A psicanálise coloca a religião como fruto do inconsciente individual ou coletivo, uma criação que nasce de circunstâncias desconhecidas (inconscientes). Deus ou deuses têm características e atitudes que são humanas, e vistas como se não o fossem (mecanismo batizado por Freud como "projeção": ver no outro aquilo que não consigo ver em mim). Ela é uma fonte de crítica feroz a religião em si, mas sem unanimidade dentro da escola freudiana. Já Jung via em toda religião "um sistema terapêutico", o que não significa, necessariamente, endossar alguma, ou aceitar como verdadeira. Os ateístas encontram nela e em outras ferramentas (como a sociologia) argumentos científicos para defender sua afirmativa: nada existe além do ser humano, seja força cósmica, seja um ser maior que possa ser chamado deus.
Sendo construção humana, a religião ocupa um lugar no meio da espécie, que pode ser lúgubre (quando manipulada politicamente) ou muito lindo, quando vivenciada apropriadamente.
Cada religião exclui as outras, à medida que desenha um(ns) deus(es) que exclue(m) outro(s), sob o risco de, não o fazendo, ser(em) uma quimera sem sentido. Propagar-se como síntese de todas é afirmar ser a síntese superior e diferente de cada uma individualmente; ter aspectos de várias religiões não significa abrigar todos os detalhes de todas...
No mercado religioso, há várias "mercadorias" à disposição. Cada um fará sua escolha inicial (inclusive a de não visitar o mercado, para os ateístas), conforme sua cultura, criação, perfil ideológico, identidade, etc. Sempre é possível converter-se, escolher outro referencial. E a adoção de determinado esquema obedece a diversos graus de comprometimento pessoal, desde o meramente social (encontros periódicos como cultos e missas) até o vital (recusa em negar sua religião mesmo ao custo da própria vida). E todas as religiões abrigam fiéis dentro deste amplo espectro, e o martírio não é propriedade exclusiva de nenhuma, assim como as ocorrências sobrenaturais (curas, visões, falar em línguas estranhas, etc).

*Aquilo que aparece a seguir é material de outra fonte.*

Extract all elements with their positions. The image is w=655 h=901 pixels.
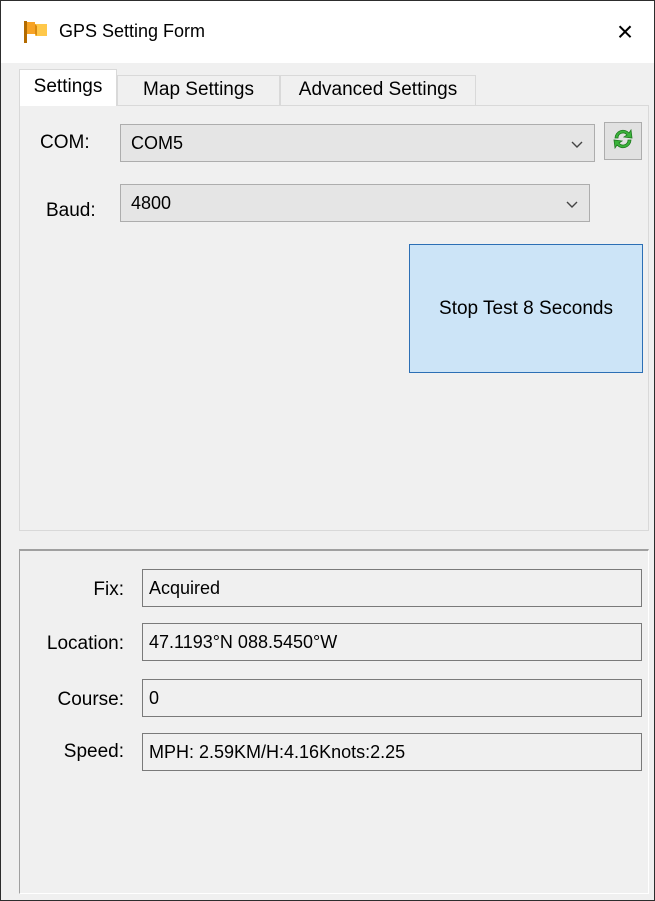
- fix-field[interactable]: Acquired: [142, 569, 642, 607]
- settings-tab-page: COM: COM5 Baud: 4800 Stop Test 8 Seconds: [19, 105, 649, 531]
- baud-rate-select[interactable]: 4800: [120, 184, 590, 222]
- title-bar[interactable]: GPS Setting Form ×: [1, 1, 654, 63]
- baud-label: Baud:: [46, 200, 96, 221]
- tab-settings[interactable]: Settings: [19, 69, 117, 106]
- course-label: Course:: [57, 689, 124, 710]
- speed-field[interactable]: MPH: 2.59KM/H:4.16Knots:2.25: [142, 733, 642, 771]
- tab-advanced-settings[interactable]: Advanced Settings: [280, 75, 476, 105]
- gps-setting-window: GPS Setting Form × Settings Map Settings…: [0, 0, 655, 901]
- speed-label: Speed:: [63, 741, 124, 762]
- refresh-ports-button[interactable]: [604, 122, 642, 160]
- baud-rate-value: 4800: [131, 193, 172, 213]
- chevron-down-icon: [570, 137, 584, 151]
- course-field[interactable]: 0: [142, 679, 642, 717]
- close-button[interactable]: ×: [596, 1, 654, 63]
- stop-test-label: Stop Test 8 Seconds: [439, 297, 613, 319]
- tab-map-settings[interactable]: Map Settings: [117, 75, 280, 105]
- chevron-down-icon: [565, 197, 579, 211]
- gps-status-panel: Fix: Acquired Location: 47.1193°N 088.54…: [19, 549, 649, 894]
- com-label: COM:: [40, 132, 90, 153]
- stop-test-button[interactable]: Stop Test 8 Seconds: [409, 244, 643, 373]
- com-port-value: COM5: [131, 133, 184, 153]
- location-field[interactable]: 47.1193°N 088.5450°W: [142, 623, 642, 661]
- refresh-icon: [611, 127, 635, 156]
- tab-strip: Settings Map Settings Advanced Settings: [19, 69, 649, 106]
- location-label: Location:: [46, 633, 124, 654]
- close-icon: ×: [616, 16, 634, 47]
- tab-settings-label: Settings: [33, 76, 103, 97]
- com-port-select[interactable]: COM5: [120, 124, 595, 162]
- window-title: GPS Setting Form: [59, 21, 206, 41]
- flag-app-icon: [23, 21, 49, 43]
- fix-label: Fix:: [93, 579, 124, 600]
- tab-map-settings-label: Map Settings: [143, 79, 254, 100]
- tab-advanced-settings-label: Advanced Settings: [298, 79, 458, 100]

O que chamo de singular, único, na fé cristã? Não é o número de adeptos nominais, nem sua mensagem de amor, nem sua história heroica, nem a relação entre defeitos e virtudes. Muito menos seu clamor de ser "a verdade". Mas a resposta que dá às grandes questões da vida.
O Deus cristão é de tal forma Santo que seu nome não é pronunciável. Introduziu-se a Moisés como "Eu sou", ou "Eu sou aquele que sou". Nada mais era necessário ser conhecido a respeito de sua identidade que não Suas autosuficiência, radical santidade e atemporalidade. Não lhe deu maiores explicações, mas uma tarefa. Uma vez cumprida, apresenta a proposta de um pacto para com aqueles que libertara, onde Seu lugar era metaforicamente similiar ao dos reis de então, e o do povo, aos vassalos. Felicidade, harmonia, paz, prosperidade eram as consequências do cumprimento por parte dos israelitas.
O Deus cristão não faz longos discursos sobre Si mesmo, mas age. Não explica os grandes mistérios, mas deles toma parte.
Qual a origem última do mal? Não explica. Apenas revela que a raça humana fez/faz uma escolha por ele.
Por que sofremos? Além da óbvia dedução do sofrimento como consequência natural pela escolha do mal, não responde.
Somos capazes de transformar a realidade à imagem dos nossos mais nobres desejos? Não. Teremos poder para fazê-lo? Não. Construiremos uma sociedade perfeita? Não. Teremos poder para usá-lo sem justificativa? Não. Na atual existência, ficaremos livres da Falta, como a descrita pela psicanálise? Não.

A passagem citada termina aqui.